Luigi Puglielli, MD, PhD

Portrait of Luigi Puglielli, MD, PhD
Associate Professor
Medicine
Address: 
D4247 VAH
2500 Overlook Terrace
Madison, WI 53792
Telephone: 
(608) 262-3287
Focus Groups: 
Neuroscience/Neuropathology
Education: 
MD, Catholic University, Rome, Italy
PhD, Catholic University, Rome, Italy
Research Summary: 
Molecular mechanisms of neurodevelopment and neurodegeneration
Research Detail: 

Our broad research interests are focused on molecular mechanisms of neurodevelopment and neurodegeneration. Our laboratory employs a combination of biochemical, cellular, molecular, and genetic approaches in in vitro, ex vivo and in vivo models. In 2007 we reported that nascent proteins could undergo Nε-lysine acetylation in the lumen of the endoplasmic reticulum (ER). This discovery resulted in the identification of a previously unknown biochemical machinery that impacts on the biology of the ER.

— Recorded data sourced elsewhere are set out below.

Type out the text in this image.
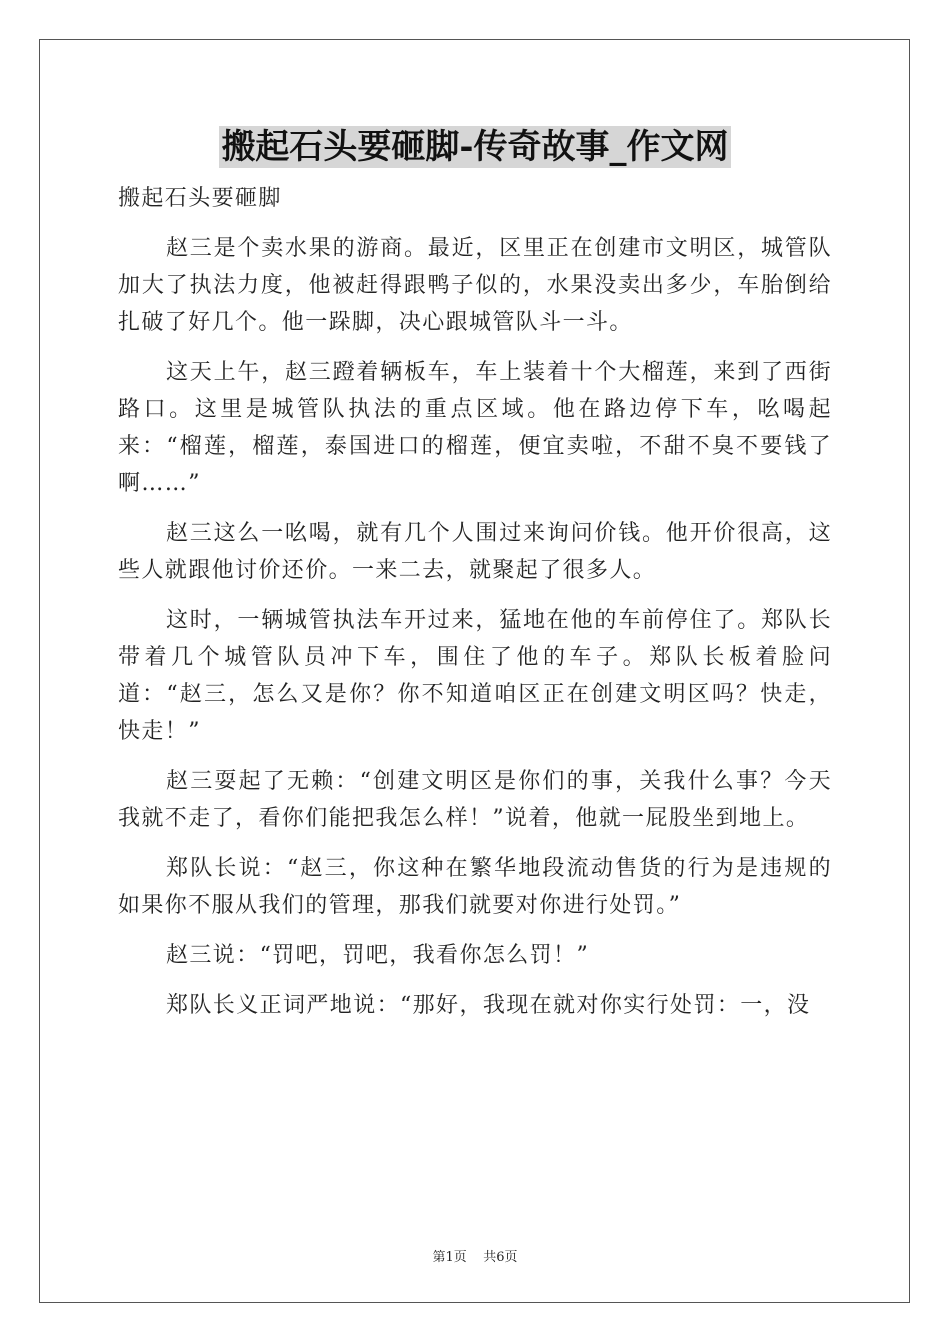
搬起石头要砸脚-传奇故事_作文网

搬起石头要砸脚

赵三是个卖水果的游商。最近，区里正在创建市文明区，城管队加大了执法力度，他被赶得跟鸭子似的，水果没卖出多少，车胎倒给扎破了好几个。他一跺脚，决心跟城管队斗一斗。

这天上午，赵三蹬着辆板车，车上装着十个大榴莲，来到了西街路口。这里是城管队执法的重点区域。他在路边停下车，吆喝起来：“榴莲，榴莲，泰国进口的榴莲，便宜卖啦，不甜不臭不要钱了啊……”

赵三这么一吆喝，就有几个人围过来询问价钱。他开价很高，这些人就跟他讨价还价。一来二去，就聚起了很多人。

这时，一辆城管执法车开过来，猛地在他的车前停住了。郑队长带着几个城管队员冲下车，围住了他的车子。郑队长板着脸问道：“赵三，怎么又是你？你不知道咱区正在创建文明区吗？快走，快走！”

赵三耍起了无赖：“创建文明区是你们的事，关我什么事？今天我就不走了，看你们能把我怎么样！”说着，他就一屁股坐到地上。

郑队长说：“赵三，你这种在繁华地段流动售货的行为是违规的如果你不服从我们的管理，那我们就要对你进行处罚。”

赵三说：“罚吧，罚吧，我看你怎么罚！”

郑队长义正词严地说：“那好，我现在就对你实行处罚：一，没

第1页 共6页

We now know that the ER acetylation machinery regulates two essential functions of the ER: (i) efficiency of the secretory pathway (as part of quality control) and (ii) disposal of toxic protein aggregates that form within the secretory pathway (through autophagy). We also know that the flux of acetyl-CoA into the ER regulates cross-talk between different intracellular compartments.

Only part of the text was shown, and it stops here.